Marcie Trent
Trail Blazer

Not many women were running back in the late 1960s when Marcie Trent started churning out the miles and inspiring others to do the same. She didn’t begin running until she was 50, but once she started, she never stopped.

Her many accomplishments included age-group world records in the marathon, 11 national age-group records at various distances and 25 Alaska age-group records.

Trent was a trailblazer not just for women and masters-level runners, but for Anchorage running. She was a co-founder of Anchorage’s old Pulsators Club, which organized some of the city’s first footraces and helped turn running into a popular pursuit.

She and her husband, John Trent, were familiar presences at Anchorage races for more than two decades. . John didn’t run but yodeled at races.

Trent was an age-group winner — and sometimes the outright winner — in too many Alaska footraces to count.

And she didn’t need a flat, paved course to excel.

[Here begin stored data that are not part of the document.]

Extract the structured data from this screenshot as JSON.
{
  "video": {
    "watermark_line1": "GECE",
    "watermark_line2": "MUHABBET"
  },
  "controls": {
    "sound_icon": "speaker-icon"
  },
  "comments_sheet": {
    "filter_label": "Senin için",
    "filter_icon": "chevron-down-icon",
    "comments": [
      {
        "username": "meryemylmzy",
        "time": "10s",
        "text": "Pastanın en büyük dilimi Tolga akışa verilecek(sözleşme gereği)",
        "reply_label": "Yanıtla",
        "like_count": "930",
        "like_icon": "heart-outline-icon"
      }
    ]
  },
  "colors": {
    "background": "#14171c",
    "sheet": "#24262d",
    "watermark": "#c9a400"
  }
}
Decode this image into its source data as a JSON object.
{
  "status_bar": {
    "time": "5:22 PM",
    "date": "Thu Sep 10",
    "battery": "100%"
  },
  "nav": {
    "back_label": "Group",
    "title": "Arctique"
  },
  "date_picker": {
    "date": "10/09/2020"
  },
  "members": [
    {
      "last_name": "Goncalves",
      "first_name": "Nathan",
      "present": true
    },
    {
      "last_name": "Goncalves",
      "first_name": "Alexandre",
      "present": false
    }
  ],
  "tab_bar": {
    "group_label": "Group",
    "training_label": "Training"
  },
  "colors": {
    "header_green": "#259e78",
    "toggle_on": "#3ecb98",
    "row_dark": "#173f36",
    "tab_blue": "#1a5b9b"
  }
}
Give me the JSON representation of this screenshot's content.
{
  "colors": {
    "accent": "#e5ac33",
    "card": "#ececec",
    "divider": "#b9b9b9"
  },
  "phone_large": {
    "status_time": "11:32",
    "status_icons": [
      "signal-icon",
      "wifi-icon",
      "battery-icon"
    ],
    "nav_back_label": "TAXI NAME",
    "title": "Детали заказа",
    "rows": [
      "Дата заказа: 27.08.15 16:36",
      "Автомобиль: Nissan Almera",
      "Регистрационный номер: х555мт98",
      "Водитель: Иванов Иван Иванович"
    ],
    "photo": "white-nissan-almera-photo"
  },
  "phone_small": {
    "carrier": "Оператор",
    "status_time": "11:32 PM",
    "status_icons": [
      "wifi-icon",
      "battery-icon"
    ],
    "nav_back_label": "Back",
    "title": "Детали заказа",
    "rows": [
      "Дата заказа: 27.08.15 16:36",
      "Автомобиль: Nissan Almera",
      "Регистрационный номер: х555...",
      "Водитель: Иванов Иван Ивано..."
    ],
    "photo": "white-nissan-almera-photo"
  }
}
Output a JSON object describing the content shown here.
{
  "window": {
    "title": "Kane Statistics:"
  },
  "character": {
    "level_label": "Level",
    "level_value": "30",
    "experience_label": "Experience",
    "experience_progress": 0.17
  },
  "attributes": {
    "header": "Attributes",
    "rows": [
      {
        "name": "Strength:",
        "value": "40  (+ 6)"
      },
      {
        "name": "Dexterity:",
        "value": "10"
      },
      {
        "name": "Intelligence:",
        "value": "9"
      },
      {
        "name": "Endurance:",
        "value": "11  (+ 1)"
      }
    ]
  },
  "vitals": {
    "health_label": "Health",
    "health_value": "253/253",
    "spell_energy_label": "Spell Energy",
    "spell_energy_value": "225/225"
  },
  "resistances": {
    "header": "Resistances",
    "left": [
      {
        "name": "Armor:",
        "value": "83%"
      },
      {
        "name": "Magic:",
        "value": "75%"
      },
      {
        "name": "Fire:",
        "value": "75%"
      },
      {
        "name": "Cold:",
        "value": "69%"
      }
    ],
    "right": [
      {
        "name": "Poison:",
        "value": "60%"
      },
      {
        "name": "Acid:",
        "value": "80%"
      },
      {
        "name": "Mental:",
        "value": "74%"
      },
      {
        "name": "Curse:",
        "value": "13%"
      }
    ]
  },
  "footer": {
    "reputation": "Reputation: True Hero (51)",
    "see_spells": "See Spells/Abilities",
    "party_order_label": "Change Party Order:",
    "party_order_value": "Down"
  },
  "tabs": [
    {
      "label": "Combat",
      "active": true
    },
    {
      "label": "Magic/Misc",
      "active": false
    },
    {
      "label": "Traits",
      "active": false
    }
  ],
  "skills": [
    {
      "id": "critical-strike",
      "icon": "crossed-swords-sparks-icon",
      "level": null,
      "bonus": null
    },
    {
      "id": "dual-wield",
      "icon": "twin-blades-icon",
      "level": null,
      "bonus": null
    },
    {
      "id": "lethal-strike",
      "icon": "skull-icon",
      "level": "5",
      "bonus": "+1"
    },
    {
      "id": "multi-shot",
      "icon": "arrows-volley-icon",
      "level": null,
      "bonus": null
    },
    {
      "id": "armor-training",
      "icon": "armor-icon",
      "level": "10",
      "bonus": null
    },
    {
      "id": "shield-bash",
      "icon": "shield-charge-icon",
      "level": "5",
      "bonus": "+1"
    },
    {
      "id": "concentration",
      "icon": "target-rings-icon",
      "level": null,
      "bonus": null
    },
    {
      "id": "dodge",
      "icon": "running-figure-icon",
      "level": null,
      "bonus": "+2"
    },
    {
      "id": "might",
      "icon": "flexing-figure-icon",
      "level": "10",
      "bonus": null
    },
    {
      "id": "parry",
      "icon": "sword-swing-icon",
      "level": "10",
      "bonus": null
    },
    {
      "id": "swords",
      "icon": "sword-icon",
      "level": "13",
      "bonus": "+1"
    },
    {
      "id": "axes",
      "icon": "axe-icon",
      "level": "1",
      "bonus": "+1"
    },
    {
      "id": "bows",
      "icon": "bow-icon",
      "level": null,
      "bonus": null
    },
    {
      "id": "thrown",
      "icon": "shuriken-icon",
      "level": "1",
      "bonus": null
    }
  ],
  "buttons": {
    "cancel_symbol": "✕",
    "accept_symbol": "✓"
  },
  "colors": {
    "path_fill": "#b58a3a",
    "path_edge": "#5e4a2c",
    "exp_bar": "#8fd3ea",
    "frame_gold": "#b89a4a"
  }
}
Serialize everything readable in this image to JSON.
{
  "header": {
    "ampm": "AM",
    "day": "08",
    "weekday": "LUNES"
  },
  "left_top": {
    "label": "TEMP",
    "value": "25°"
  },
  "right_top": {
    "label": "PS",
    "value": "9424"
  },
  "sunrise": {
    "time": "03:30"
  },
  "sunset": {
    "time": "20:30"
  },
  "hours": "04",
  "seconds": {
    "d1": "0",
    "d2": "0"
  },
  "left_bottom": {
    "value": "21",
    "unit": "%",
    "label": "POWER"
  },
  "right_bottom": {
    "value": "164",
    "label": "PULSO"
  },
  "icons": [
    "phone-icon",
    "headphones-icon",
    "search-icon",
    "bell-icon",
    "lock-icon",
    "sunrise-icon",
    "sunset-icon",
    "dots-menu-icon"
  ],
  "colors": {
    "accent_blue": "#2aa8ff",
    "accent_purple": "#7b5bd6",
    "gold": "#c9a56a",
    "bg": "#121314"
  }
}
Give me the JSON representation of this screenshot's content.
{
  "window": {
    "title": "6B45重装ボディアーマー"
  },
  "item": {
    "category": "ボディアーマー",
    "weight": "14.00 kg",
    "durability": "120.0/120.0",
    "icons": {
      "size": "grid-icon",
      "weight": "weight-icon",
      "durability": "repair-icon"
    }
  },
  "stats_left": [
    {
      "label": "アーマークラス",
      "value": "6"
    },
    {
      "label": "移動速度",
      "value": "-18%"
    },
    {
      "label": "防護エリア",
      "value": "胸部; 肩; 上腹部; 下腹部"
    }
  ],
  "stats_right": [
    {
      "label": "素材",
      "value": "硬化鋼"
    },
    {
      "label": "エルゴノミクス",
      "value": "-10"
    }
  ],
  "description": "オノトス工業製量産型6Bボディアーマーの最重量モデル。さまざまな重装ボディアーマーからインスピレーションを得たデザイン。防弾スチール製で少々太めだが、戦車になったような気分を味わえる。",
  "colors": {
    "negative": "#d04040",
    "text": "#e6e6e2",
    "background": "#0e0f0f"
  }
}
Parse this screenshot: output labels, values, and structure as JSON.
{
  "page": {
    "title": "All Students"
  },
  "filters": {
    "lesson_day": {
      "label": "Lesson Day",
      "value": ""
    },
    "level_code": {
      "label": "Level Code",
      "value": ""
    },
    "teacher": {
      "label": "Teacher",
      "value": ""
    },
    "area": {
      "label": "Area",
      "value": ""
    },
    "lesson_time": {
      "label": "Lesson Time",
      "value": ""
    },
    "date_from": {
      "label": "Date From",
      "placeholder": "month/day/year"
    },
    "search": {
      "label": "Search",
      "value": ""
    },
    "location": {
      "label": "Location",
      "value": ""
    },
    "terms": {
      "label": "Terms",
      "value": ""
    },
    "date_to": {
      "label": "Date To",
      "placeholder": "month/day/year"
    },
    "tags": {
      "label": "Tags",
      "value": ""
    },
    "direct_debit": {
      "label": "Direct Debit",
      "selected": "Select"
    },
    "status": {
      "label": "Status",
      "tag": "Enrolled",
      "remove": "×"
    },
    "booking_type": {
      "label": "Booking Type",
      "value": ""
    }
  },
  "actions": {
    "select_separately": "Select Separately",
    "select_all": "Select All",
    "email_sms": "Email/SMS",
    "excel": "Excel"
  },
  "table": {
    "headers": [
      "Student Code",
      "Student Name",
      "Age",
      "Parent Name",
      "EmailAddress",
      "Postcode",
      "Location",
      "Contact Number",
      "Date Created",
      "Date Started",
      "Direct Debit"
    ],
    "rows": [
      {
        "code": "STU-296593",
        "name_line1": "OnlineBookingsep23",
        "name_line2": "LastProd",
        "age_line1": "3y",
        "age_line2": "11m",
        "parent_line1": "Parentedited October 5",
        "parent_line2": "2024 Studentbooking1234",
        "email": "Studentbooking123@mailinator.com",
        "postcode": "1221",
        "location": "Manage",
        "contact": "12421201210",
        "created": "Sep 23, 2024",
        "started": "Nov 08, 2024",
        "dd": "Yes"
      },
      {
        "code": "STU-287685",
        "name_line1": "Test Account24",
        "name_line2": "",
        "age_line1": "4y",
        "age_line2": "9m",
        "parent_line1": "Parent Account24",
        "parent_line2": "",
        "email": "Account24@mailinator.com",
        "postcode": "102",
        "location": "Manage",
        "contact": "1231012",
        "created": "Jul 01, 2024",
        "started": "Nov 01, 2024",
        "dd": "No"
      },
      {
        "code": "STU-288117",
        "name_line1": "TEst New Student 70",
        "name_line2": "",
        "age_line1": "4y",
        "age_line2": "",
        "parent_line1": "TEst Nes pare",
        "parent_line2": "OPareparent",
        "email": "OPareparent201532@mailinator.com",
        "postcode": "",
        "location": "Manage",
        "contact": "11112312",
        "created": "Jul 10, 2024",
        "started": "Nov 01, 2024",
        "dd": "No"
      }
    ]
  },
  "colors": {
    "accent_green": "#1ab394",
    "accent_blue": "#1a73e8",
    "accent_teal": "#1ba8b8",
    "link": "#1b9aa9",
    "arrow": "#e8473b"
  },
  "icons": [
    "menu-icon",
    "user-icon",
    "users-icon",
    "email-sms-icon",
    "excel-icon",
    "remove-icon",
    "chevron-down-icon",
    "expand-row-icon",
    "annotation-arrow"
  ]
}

Trent claimed three victories in the rugged Equinox Marathon, where she recorded her fastest

time — 4 hours, 4 minutes — at age 60. She was 56 when she set the women’s record in Colorado’s Pikes Peak Marathon, running 27.8 miles with 7,000 feet of vertical ascent in 5 hours, 30 minutes.

In 1983, she set a world marathon record for women 65 and older by completing Boston in 3:47:25, and in 1988, she set a world marathon record for women 70 and older with a time of 4:11:54 at a race in Napa Valley, California.

Trent was born in 1917 and died in 1995 at age 77, when she was killed by a grizzly bear along with her son Larry Waldron while training at McHugh Creek. The annual Trent Waldron Half Marathon is named in their honor.